“Miúcha - a Voz da Bossa Nova” teve a sua última exibição este domingo, no último dia do Festival IndieLisboa , mas vai voltar às salas portuguesas ao longo do mês de maio pela Zero em Comportamento.
O SAPO Mag conversou com a cineasta Liliane Mutti, que realizou o filme em parceria com Daniel Zarvos.
Irmã de Chico Buarque e esposa durante dez anos de João Gilberto, um dos maiores ícones da música brasileira, Miúcha levou o seu tempo até conseguir libertar-se de um casamento que não favorecia a sua carreira e tornar-se ela própria uma artista, com álbuns originais feitos no final dos anos 70.
Conforme conta a realizadora, “Miúcha - a Voz da Bossa Nova” demorou cerca de dez anos a ser feito e acabou por beneficiar de um mecenato que possibilitou a obtenção dos direitos para as diversas músicas originais utilizadas no filme. Miúcha, que apoiou o projeto, veio a falecer em 2018, aos 81 anos, na fase de montagem - enquanto João Gilberto partiria seis meses depois.
O filme começa quando uma muito jovem Miúcha, em 1963, deixa tudo para trás e embarca numa viagem para a Europa. Uma grande aventura, e onde certamente não era comum uma mulher a tocar pelas ruas de Paris para ganhar dinheiro, culminou num concerto onde conheceu João Gilberto, já consagrado e com quem viria a casar. E apesar de ele ser um artista cujo espírito poderia combinar com o forma de ser de Miúcha, a experiência não se revelaria uma das mais positivas…
“Um dos elementos simbólicos do filme é a chave”, diz Liliane Mutti.
“Ela faz essa viagem quando descobre que o seu irmão Chico, que tinha menos sete anos do que ela, tinha acesso à chave de casa - algo que a fez compreender o papel destinado às mulheres na família”, diz.

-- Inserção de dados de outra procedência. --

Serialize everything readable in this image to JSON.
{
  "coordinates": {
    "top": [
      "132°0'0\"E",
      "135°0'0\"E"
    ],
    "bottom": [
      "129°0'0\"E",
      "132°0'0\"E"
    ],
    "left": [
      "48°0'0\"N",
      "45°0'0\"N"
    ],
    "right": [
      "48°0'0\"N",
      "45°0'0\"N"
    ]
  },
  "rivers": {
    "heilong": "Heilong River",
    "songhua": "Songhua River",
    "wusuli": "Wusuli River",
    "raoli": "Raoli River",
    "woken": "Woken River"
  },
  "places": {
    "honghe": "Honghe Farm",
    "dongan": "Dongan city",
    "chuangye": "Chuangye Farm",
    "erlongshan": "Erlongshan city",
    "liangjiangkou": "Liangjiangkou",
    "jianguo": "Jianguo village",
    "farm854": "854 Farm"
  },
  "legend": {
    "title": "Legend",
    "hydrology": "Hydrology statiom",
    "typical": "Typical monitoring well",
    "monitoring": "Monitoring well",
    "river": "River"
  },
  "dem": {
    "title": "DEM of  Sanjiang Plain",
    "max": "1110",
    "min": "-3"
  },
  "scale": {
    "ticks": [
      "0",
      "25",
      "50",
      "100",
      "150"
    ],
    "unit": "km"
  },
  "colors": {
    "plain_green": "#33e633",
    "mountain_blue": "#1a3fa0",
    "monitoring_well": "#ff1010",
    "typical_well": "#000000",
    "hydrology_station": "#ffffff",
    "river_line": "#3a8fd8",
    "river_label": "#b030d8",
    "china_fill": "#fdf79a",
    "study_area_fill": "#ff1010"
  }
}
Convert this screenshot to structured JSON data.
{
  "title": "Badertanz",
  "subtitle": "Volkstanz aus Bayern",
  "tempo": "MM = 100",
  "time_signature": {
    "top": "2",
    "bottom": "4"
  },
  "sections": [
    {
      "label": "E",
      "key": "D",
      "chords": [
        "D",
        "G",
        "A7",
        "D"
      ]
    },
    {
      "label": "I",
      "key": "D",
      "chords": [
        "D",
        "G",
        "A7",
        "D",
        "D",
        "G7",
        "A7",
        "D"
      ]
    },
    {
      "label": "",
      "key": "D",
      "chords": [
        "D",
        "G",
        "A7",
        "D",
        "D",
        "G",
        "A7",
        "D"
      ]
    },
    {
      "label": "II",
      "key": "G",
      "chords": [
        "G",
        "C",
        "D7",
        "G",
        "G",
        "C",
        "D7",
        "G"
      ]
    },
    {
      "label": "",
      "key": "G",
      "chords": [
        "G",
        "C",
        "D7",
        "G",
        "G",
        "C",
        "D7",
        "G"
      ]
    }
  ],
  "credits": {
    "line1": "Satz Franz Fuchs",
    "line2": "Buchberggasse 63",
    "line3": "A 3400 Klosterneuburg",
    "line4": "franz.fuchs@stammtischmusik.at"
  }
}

João Gilberto, por seu lado, não fica muito bem na fotografia neste retrato reconstruído a partir de cartas de Miúcha, que bem poderiam compor um diário, tal a frequência e o tom confessional do material.
Depois de terem a filha, que uma vez adulta também seria cantora (Bebel Gilberto, a viver em Nova Iorque), Miúcha começa também a desejar ter a sua carreira - que é completamente estrangulada por um marido manipulador e egocêntrico. O ponto de rutura seria inevitável e só depois de regressar com a filha para o Brasil é que poderia começar.
Um dos grandes problemas enfrentados por Liliane Mutti, conforme conta, diz respeito à seleção do material: apesar do apoio de Miúcha e da possibilidade de ler as suas cartas, o projeto acabou por ir parar a um limbo entre o “autorizado” e o “não-autorizado”.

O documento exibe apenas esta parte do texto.